Jack: First of all, it's not tiny. Before I decided to live in it, every time I stopped for gas or a sandwich, someone would come over and say, 'I had that car,' and give me their story of how they used the car as a pickup truck or something. When I fold down my seats, three people can sleep comfortably in the back. It looks small, but it's not. It's front-wheel drive and it's an amazing car in the snow. I never even put on my chains.
How many miles did you put on your car anyway?
The odometer broke down before the trip, so I'm not sure. But for the most part I never took a highway. It's boring to drive on a four-lane monstrosity forever. My excuse is that my car is old, but really I don't like the idea of blurring through everywhere.
Why skiing? Why not take a trip in the summer?

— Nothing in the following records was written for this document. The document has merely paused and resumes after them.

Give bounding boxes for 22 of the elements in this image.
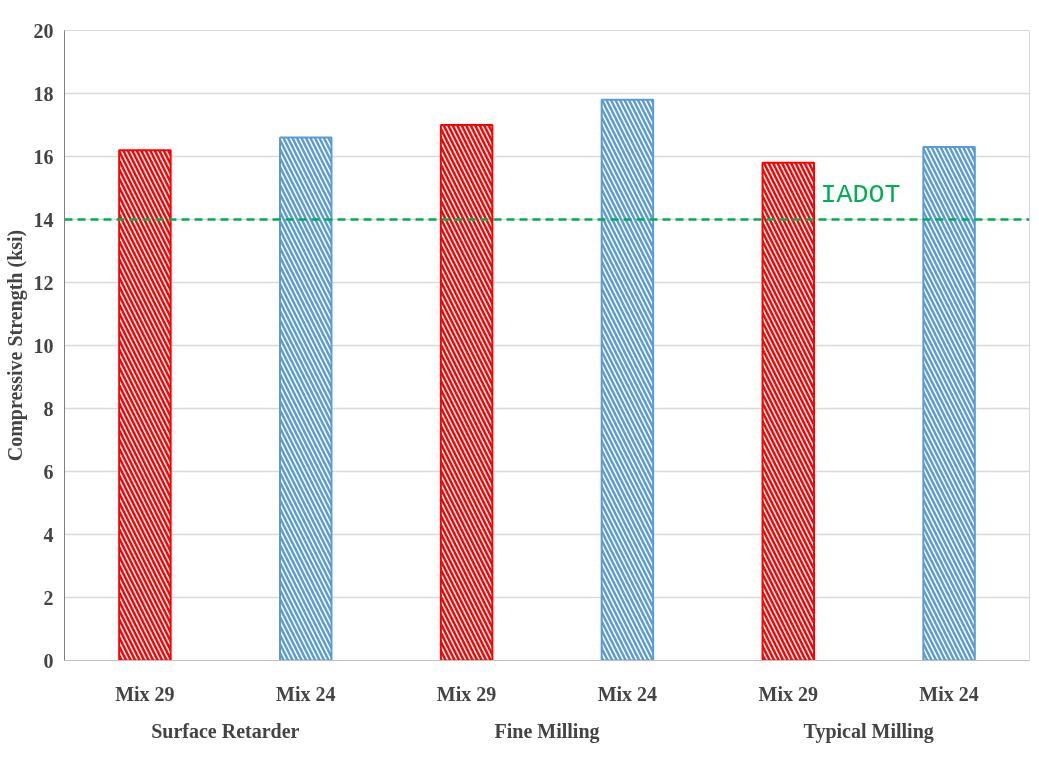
y-tick-label: 16 [33,145,54,168]
y-tick-label: 2 [43,586,54,609]
x-tick-label: Mix 29 [758,682,818,705]
y-tick-label: 18 [33,82,54,105]
ref-line-label: IADOT [820,180,901,211]
y-tick-label: 4 [43,523,54,546]
y-tick-label: 12 [33,271,54,294]
y-tick-label: 0 [43,649,54,672]
y-tick-label: 20 [33,19,54,42]
text: Fine Milling [494,719,600,743]
y-tick-label: 6 [43,460,54,483]
y-tick-label: 8 [43,397,54,420]
text: Surface Retarder [151,719,300,742]
y-tick-label: 14 [33,208,54,231]
x-tick-label: Mix 24 [597,682,658,705]
x-tick-label: Mix 24 [919,682,979,705]
x-tick-label: Mix 24 [276,682,336,705]
x-tick-label: Mix 29 [115,682,175,705]
y-tick-label: 10 [33,334,54,357]
x-tick-label: Mix 29 [436,682,497,705]
y-axis-title: Compressive Strength (ksi) [3,229,27,462]
text: Typical Milling [803,719,934,743]
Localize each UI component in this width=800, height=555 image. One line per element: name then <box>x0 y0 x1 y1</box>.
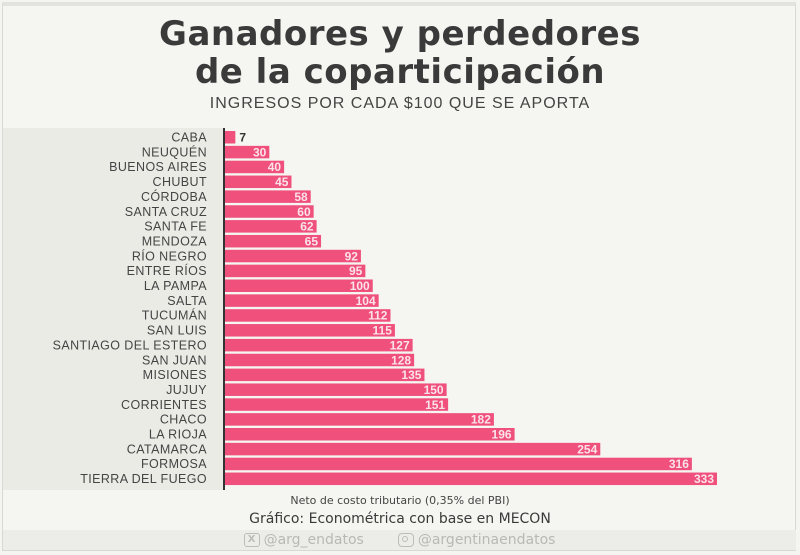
data-label: 95 <box>349 264 363 278</box>
instagram-icon <box>397 533 414 547</box>
category-label: SANTIAGO DEL ESTERO <box>53 338 207 352</box>
category-label: LA PAMPA <box>144 279 207 293</box>
x-handle: @arg_endatos <box>263 532 364 548</box>
category-label: SANTA CRUZ <box>125 205 207 219</box>
data-label: 104 <box>356 294 376 308</box>
category-label: SAN LUIS <box>147 324 207 338</box>
bar-16 <box>225 368 425 382</box>
instagram-handle-link[interactable]: @argentinaendatos <box>397 532 556 548</box>
chart-title-line-1: Ganadores y perdedores <box>159 14 641 54</box>
chart-title-line-2: de la coparticipación <box>194 52 606 92</box>
bar-8 <box>225 249 361 263</box>
category-label: TUCUMÁN <box>142 308 207 323</box>
data-label: 65 <box>305 234 319 248</box>
category-label: JUJUY <box>166 383 207 397</box>
data-label: 316 <box>669 457 689 471</box>
footer: X @arg_endatos @argentinaendatos <box>3 530 796 550</box>
category-label: CATAMARCA <box>127 442 207 456</box>
bar-6 <box>225 220 317 233</box>
chart-note: Neto de costo tributario (0,35% del PBI) <box>290 494 510 507</box>
bar-0 <box>225 131 236 144</box>
data-label: 60 <box>297 205 311 219</box>
bar-10 <box>225 279 373 292</box>
data-label: 151 <box>425 398 445 412</box>
category-label: CHUBUT <box>153 175 207 189</box>
data-label: 150 <box>424 383 444 397</box>
data-label: 45 <box>275 175 289 189</box>
category-label: SAN JUAN <box>142 353 207 367</box>
category-label: MISIONES <box>143 368 207 382</box>
category-label: FORMOSA <box>141 457 207 471</box>
chart-subtitle: INGRESOS POR CADA $100 QUE SE APORTA <box>209 95 591 112</box>
category-label: CÓRDOBA <box>141 189 207 204</box>
bar-21 <box>225 442 601 456</box>
bar-20 <box>225 428 515 441</box>
data-label: 254 <box>577 442 597 456</box>
category-label: ENTRE RÍOS <box>127 263 207 278</box>
bar-5 <box>225 205 314 218</box>
chart-source: Gráfico: Econométrica con base en MECON <box>249 511 551 527</box>
bar-2 <box>225 160 285 174</box>
category-label: LA RIOJA <box>149 428 207 442</box>
data-label: 115 <box>373 324 393 338</box>
data-label: 92 <box>345 249 359 263</box>
category-label: CHACO <box>160 413 207 427</box>
category-label: BUENOS AIRES <box>109 160 207 174</box>
data-label: 100 <box>350 279 370 293</box>
data-label: 62 <box>300 220 314 234</box>
bar-17 <box>225 383 447 396</box>
bar-11 <box>225 294 379 307</box>
data-label: 112 <box>368 309 388 323</box>
data-label: 30 <box>253 145 267 159</box>
category-label: CABA <box>171 131 207 145</box>
data-label: 58 <box>294 190 308 204</box>
bar-1 <box>225 145 270 159</box>
bar-19 <box>225 413 494 426</box>
bar-3 <box>225 175 292 189</box>
category-label: SANTA FE <box>144 220 207 234</box>
bar-15 <box>225 353 415 367</box>
data-label: 182 <box>471 413 491 427</box>
bar-7 <box>225 234 322 248</box>
bar-13 <box>225 324 395 337</box>
category-label: RÍO NEGRO <box>132 248 207 263</box>
bar-22 <box>225 457 692 471</box>
instagram-handle: @argentinaendatos <box>417 532 556 548</box>
x-logo-icon: X <box>243 533 260 547</box>
category-label: MENDOZA <box>142 234 208 248</box>
category-label: SALTA <box>167 294 207 308</box>
data-label: 7 <box>239 131 246 145</box>
category-label: NEUQUÉN <box>142 144 207 159</box>
bar-12 <box>225 309 391 322</box>
bar-4 <box>225 190 311 203</box>
bar-9 <box>225 264 366 278</box>
bar-23 <box>225 472 717 486</box>
data-label: 128 <box>391 353 411 367</box>
category-label: CORRIENTES <box>121 398 207 412</box>
data-label: 40 <box>268 160 282 174</box>
y-axis-line <box>223 128 225 490</box>
bar-18 <box>225 398 449 411</box>
data-label: 135 <box>401 368 421 382</box>
data-label: 127 <box>390 338 410 352</box>
data-label: 196 <box>492 428 512 442</box>
x-handle-link[interactable]: X @arg_endatos <box>243 532 364 548</box>
label-band <box>3 128 224 490</box>
bar-14 <box>225 338 413 352</box>
category-label: TIERRA DEL FUEGO <box>80 472 207 486</box>
data-label: 333 <box>694 472 714 486</box>
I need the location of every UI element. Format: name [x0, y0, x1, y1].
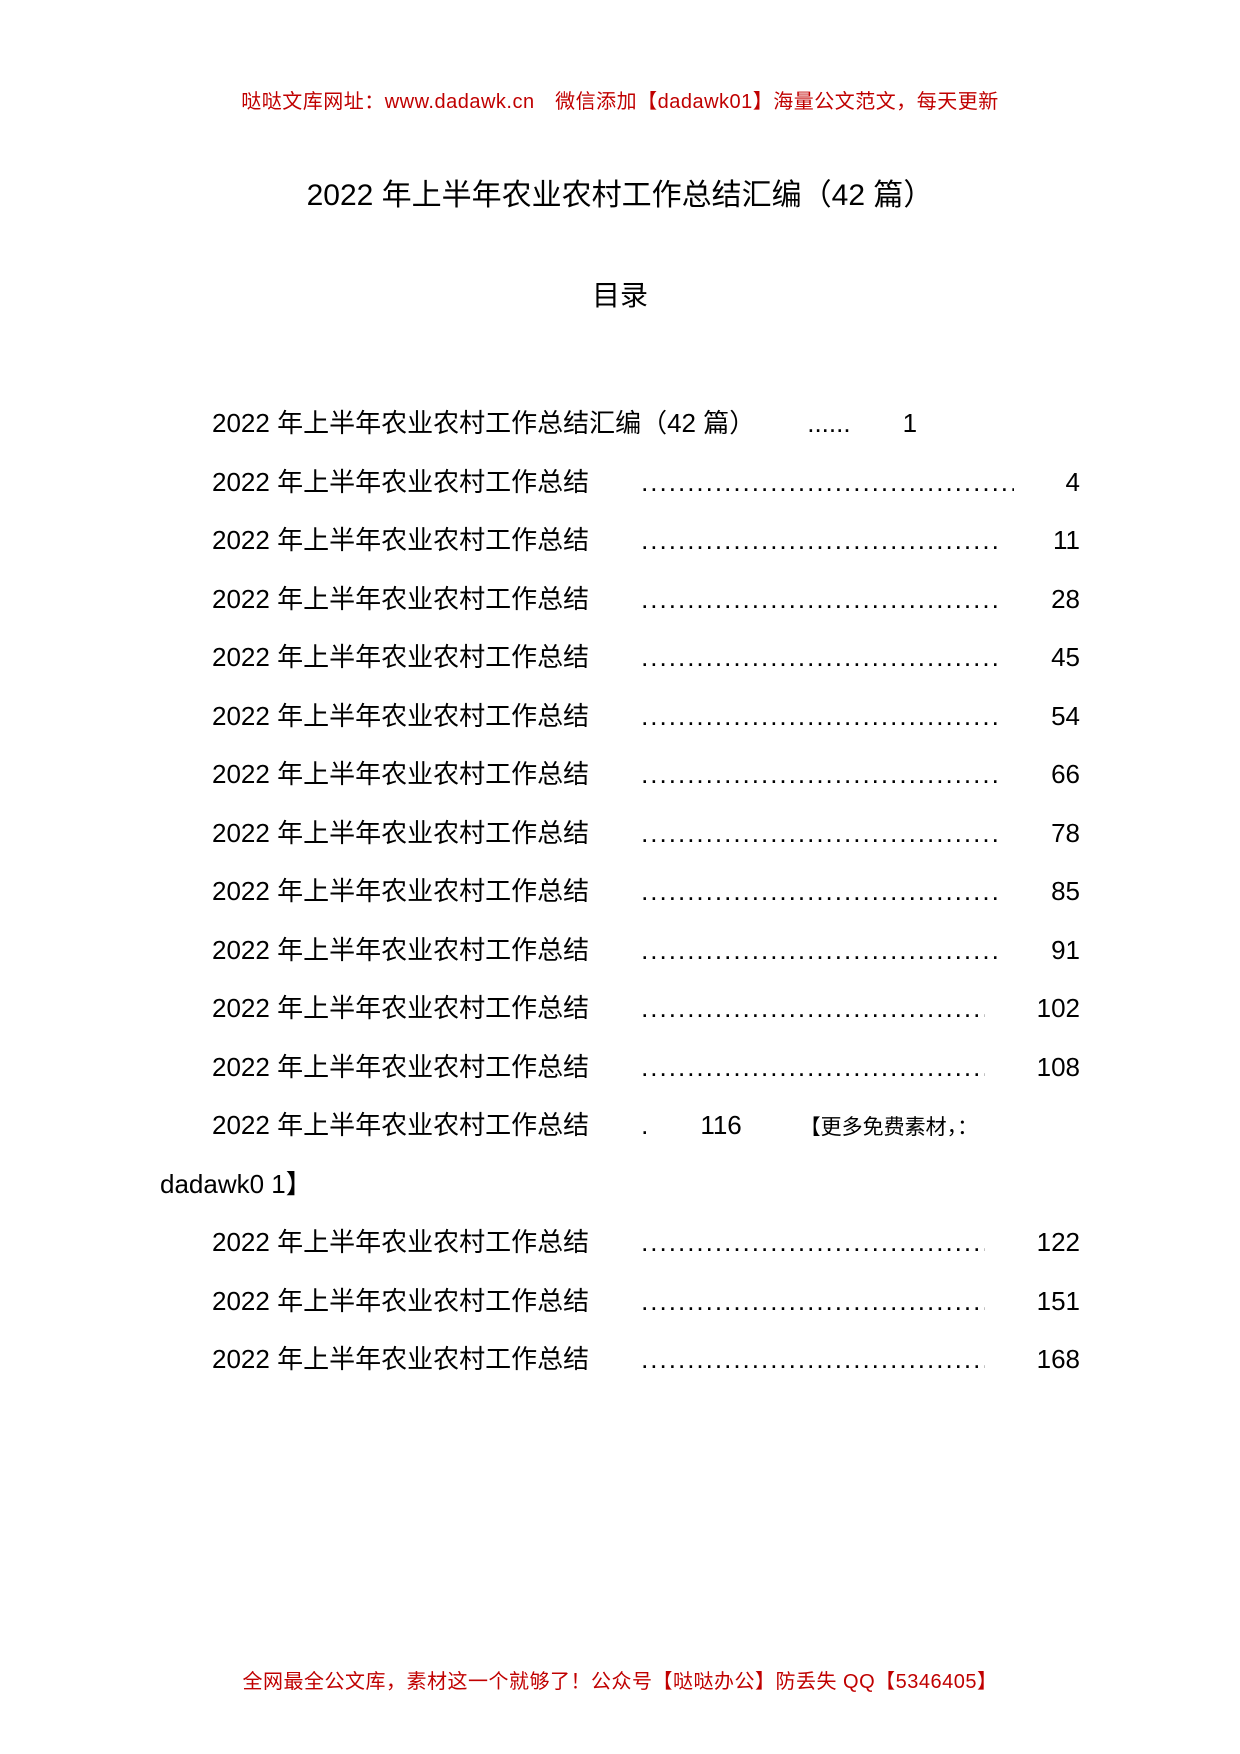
- toc-entry-label: 2022 年上半年农业农村工作总结: [160, 687, 589, 746]
- toc-entry-label: 2022 年上半年农业农村工作总结: [160, 570, 589, 629]
- toc-entry-page: 102: [985, 979, 1080, 1038]
- toc-entry-label: 2022 年上半年农业农村工作总结: [160, 453, 589, 512]
- toc-entry-label: 2022 年上半年农业农村工作总结: [160, 1096, 589, 1155]
- toc-entry: 2022 年上半年农业农村工作总结.116 【更多免费素材，：: [160, 1096, 1080, 1155]
- page-title: 2022 年上半年农业农村工作总结汇编（42 篇）: [160, 170, 1080, 214]
- toc-entry-page: 1: [851, 394, 917, 453]
- toc-entry-label: 2022 年上半年农业农村工作总结: [160, 1213, 589, 1272]
- toc-entry-page: 116: [648, 1096, 741, 1155]
- toc-entry-page: 85: [999, 862, 1080, 921]
- toc-entry-page: 151: [985, 1272, 1080, 1331]
- toc-entry-label: 2022 年上半年农业农村工作总结: [160, 1330, 589, 1389]
- toc-leader-dots: [589, 979, 985, 1038]
- toc-entry-label: 2022 年上半年农业农村工作总结: [160, 1038, 589, 1097]
- toc-entry-page: 28: [999, 570, 1080, 629]
- toc-entry-page: 108: [985, 1038, 1080, 1097]
- toc-entry-label: 2022 年上半年农业农村工作总结: [160, 628, 589, 687]
- toc-entry-label: 2022 年上半年农业农村工作总结: [160, 979, 589, 1038]
- toc-entry: 2022 年上半年农业农村工作总结 91: [160, 921, 1080, 980]
- toc-entry-page: 168: [985, 1330, 1080, 1389]
- toc-entry: 2022 年上半年农业农村工作总结 85: [160, 862, 1080, 921]
- toc-entry: 2022 年上半年农业农村工作总结 4: [160, 453, 1080, 512]
- page-header: 哒哒文库网址：www.dadawk.cn 微信添加【dadawk01】海量公文范…: [160, 85, 1080, 114]
- toc-entry: 2022 年上半年农业农村工作总结 45: [160, 628, 1080, 687]
- toc-entry-label: 2022 年上半年农业农村工作总结汇编（42 篇）: [160, 394, 755, 453]
- toc-entry-page: 11: [1001, 511, 1080, 570]
- toc-entry-page: 78: [999, 804, 1080, 863]
- toc-entry: 2022 年上半年农业农村工作总结 151: [160, 1272, 1080, 1331]
- toc-entry: 2022 年上半年农业农村工作总结汇编（42 篇）......1: [160, 394, 1080, 453]
- toc-leader-dots: [589, 687, 999, 746]
- toc-leader-dots: [589, 453, 1013, 512]
- toc-entry-page: 66: [999, 745, 1080, 804]
- toc-entry: 2022 年上半年农业农村工作总结 122: [160, 1213, 1080, 1272]
- toc-entry: 2022 年上半年农业农村工作总结 11: [160, 511, 1080, 570]
- toc-entry: 2022 年上半年农业农村工作总结 54: [160, 687, 1080, 746]
- toc-leader-dots: [589, 1330, 985, 1389]
- toc-entry: 2022 年上半年农业农村工作总结 78: [160, 804, 1080, 863]
- toc-leader-short: .: [589, 1096, 648, 1155]
- toc-leader-dots: [589, 862, 999, 921]
- toc-entry: 2022 年上半年农业农村工作总结 28: [160, 570, 1080, 629]
- page-footer: 全网最全公文库，素材这一个就够了！公众号【哒哒办公】防丢失 QQ【5346405…: [0, 1665, 1240, 1694]
- toc-entry-label: 2022 年上半年农业农村工作总结: [160, 862, 589, 921]
- toc-entry-page: 4: [1014, 453, 1080, 512]
- toc-entry-label: 2022 年上半年农业农村工作总结: [160, 804, 589, 863]
- toc-leader-dots: [589, 1272, 985, 1331]
- toc-entry: 2022 年上半年农业农村工作总结 168: [160, 1330, 1080, 1389]
- toc-leader-dots: [589, 511, 1001, 570]
- toc-entry-page: 45: [999, 628, 1080, 687]
- toc-heading: 目录: [160, 274, 1080, 314]
- toc-entry: 2022 年上半年农业农村工作总结 108: [160, 1038, 1080, 1097]
- toc-leader-dots: [589, 745, 999, 804]
- toc-entry: 2022 年上半年农业农村工作总结 102: [160, 979, 1080, 1038]
- toc-entry-label: 2022 年上半年农业农村工作总结: [160, 745, 589, 804]
- toc-entry-continuation: dadawk0 1】: [160, 1155, 1080, 1214]
- toc-entry-label: 2022 年上半年农业农村工作总结: [160, 921, 589, 980]
- toc-entry-label: 2022 年上半年农业农村工作总结: [160, 1272, 589, 1331]
- toc-leader-dots: [589, 628, 999, 687]
- toc-leader-dots: [589, 1213, 985, 1272]
- document-page: 哒哒文库网址：www.dadawk.cn 微信添加【dadawk01】海量公文范…: [0, 0, 1240, 1754]
- table-of-contents: 2022 年上半年农业农村工作总结汇编（42 篇）......12022 年上半…: [160, 394, 1080, 1389]
- toc-leader-dots: [589, 921, 999, 980]
- toc-leader-dots: [589, 570, 999, 629]
- toc-entry-extra: 【更多免费素材，：: [742, 1104, 978, 1151]
- toc-leader-short: ......: [755, 394, 850, 453]
- toc-entry-page: 91: [999, 921, 1080, 980]
- toc-leader-dots: [589, 1038, 985, 1097]
- toc-entry-label: 2022 年上半年农业农村工作总结: [160, 511, 589, 570]
- toc-entry: 2022 年上半年农业农村工作总结 66: [160, 745, 1080, 804]
- toc-entry-page: 54: [999, 687, 1080, 746]
- toc-entry-page: 122: [985, 1213, 1080, 1272]
- toc-leader-dots: [589, 804, 999, 863]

My two loves are skiing and pottery. I'm a skier first, then a person. It's always been a part of my life. This is what I want to be doing; skiing is what it's all about. It gave me a reason beyond just 'I want to get out of here.'
What's on the menu when you're car camping all winter?
A lot of dried soups. But my main thing was frozen tots and fries. I'd fry them up with butter and melt cheese over the top. At the end of the day, when skiers are coming out, no one will ever turn down fries. Half the time they'll give you a beer for it, too.
How did you make friends on the road?
I offered them Tater tots. Might have been my lone guy, weirdo vibe, but I found once I broke the ice and invited people into my space, they were very nice and wanted to talk. I've always felt like an introvert, but when you are separated from people and going days without talking to anyone, when you do talk to someone you're like, yes—finally!
So you're saying skiers are friendly?
I think people are inherently good and the trip definitely reinforced that belief. The skiing community is something I could rally around. People gave me food, beer, let me borrow their skis when my binding broke. Skiers are a small community and it's a group that helps each other out. I hope to pay that forward.
Smart man. What did you learn about skiing on this trip?
There's all the technical stuff. But it also reinforced for me that skiing is shared love and any shared love brings out the best in people. It doesn't have to be a big, expensive thing. You can do it on a shoestring budget and just get out there. You can make due and enjoy it. The people having the most fun are the ones just getting out there, smiling.
You were on telemark skis this whole trip. What gives?
Tele skiing is quality skiing. It's mostly dads and grandpas, but they're on my schedule and that's my style. In college I took a movement course about being aware of your body in space. It made me think about my turns and my body motions and angles and stresses and where the force is going as I'm skiing and turning. Tele skiing is like dancing on the mountain. Everything about it is perfect.
So on your next trip are you taking the Saab?
It needs some love, but it should keep rolling.